Obscurantismo

A velha imprensa resiste

Tem sido notável por aqui, nos últimos dez anos, a participação de não-jornalistas na discussão da vida pública brasileira.

Advogados, arquitetos, artistas, profissionais liberais e outros têm escrito, discutido e contribuído como podem para esclarecer e melhorar a situação brasileira.

Em meio a muito lixo , fake news e outras asneiras, o que se salva é uma contribuição valiosa graças à internet.

Caso de Caio Coppola, Nando Moura ou Enio Mainardi, por exemplo.

Ou de Alexandre Garcia e William Waack, jornalistas que abandonaram os veículos tradicionais de comunicação, uma exceção honrosa dentro de uma velha imprensa cheia de vícios e acostumada a manipular a opinião pública de acordo com seus interesses.

Velha imprensa que reage rancorosamente a esses novos formadores de opinião que muitas vezes os superam em audiência e visibilidade.

Reacionária e manipuladora, esses escribas tem ainda ilusões de poder sobre a informação, poder de fazer a sociedade engolir suas ‘verdades’, impondo a vontade de seus patrões e patrocinadores. Nos anos 1980, lembramos, um desconhecido político do Alagoas apareceu pela primeira vez no programa do Chacrinha.

O boneco fazia parte de uma estratégia da superpoderosa rede globo para criar artificialmente ou midiaticamente um presidente para o Brasil.

Deu certo e o boneco foi eleito. E Collor, uma praga, acabou virando presidente do país.

E outra vem por aí, o boneco inflável Luciano Hulk.

Me caiu nas mãos ontem o folhetim veja, onde esse ódio nem sempre velado que tem essa classe de ‘jornalistas’ de aluguel é bem explícito.

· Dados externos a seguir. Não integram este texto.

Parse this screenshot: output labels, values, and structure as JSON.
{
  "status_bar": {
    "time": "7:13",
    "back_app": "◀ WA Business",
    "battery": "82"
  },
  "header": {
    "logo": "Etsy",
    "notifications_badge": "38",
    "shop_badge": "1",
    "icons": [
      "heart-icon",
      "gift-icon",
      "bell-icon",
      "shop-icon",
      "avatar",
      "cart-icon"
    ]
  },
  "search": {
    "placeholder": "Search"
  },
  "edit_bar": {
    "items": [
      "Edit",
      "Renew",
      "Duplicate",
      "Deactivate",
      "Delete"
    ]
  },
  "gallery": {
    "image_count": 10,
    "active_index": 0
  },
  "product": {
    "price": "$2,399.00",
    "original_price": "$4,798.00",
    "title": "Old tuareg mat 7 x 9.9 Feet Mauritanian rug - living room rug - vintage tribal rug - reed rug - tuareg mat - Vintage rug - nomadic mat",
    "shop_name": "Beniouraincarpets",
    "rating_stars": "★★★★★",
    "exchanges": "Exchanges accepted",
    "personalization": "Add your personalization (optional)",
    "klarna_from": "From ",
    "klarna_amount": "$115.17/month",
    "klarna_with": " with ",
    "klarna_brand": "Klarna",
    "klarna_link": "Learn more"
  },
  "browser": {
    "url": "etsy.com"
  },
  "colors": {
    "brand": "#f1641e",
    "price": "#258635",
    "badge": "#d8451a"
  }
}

Numa longa matéria da semana passada sobre obscurantismo, entre fotos de nazistas queimando livros aparecem eventualmente os nomes de Bolsonaro e Trump, segundo eles uma espécie de promotores da ‘Idade das Trevas’ que vivemos hoje no Brasil e no mundo.

O texto, de fachada abrangente, não esconde em momento algum seu verdadeiro intuito: emporcalhar a imagem dos presidentes.

E não esconde seu ódio pela internet, igualmente, quando a responsabiliza quase que diretamente por essa tal ‘Idade das Trevas’.

Iluminados, os tais ‘jornalistas’ ainda tem a desfaçatez de aqui e ali, na mesma edição, enaltecerem os governos petistas do homenzinho na jaula, luladasilva , e do seu poste, a medonha dilmaroussef.

Reação natural. Os pobres dinossauros, prestes a ser extintos, também devem ter metido a boca no trombone.

Se tivessem uma emissora como a globossauro ou um panfleto como a vejassauro ou a folhassauro também os usariam para choramingar e lamentar o fim eminente.

Mas não tinham, eram inocentes, os pobres, e não há registros dessa época.

Caso bem diferente dessa imprensalha.

Que deixa seu registro.

E que é uma vergonha, como diria Casoy.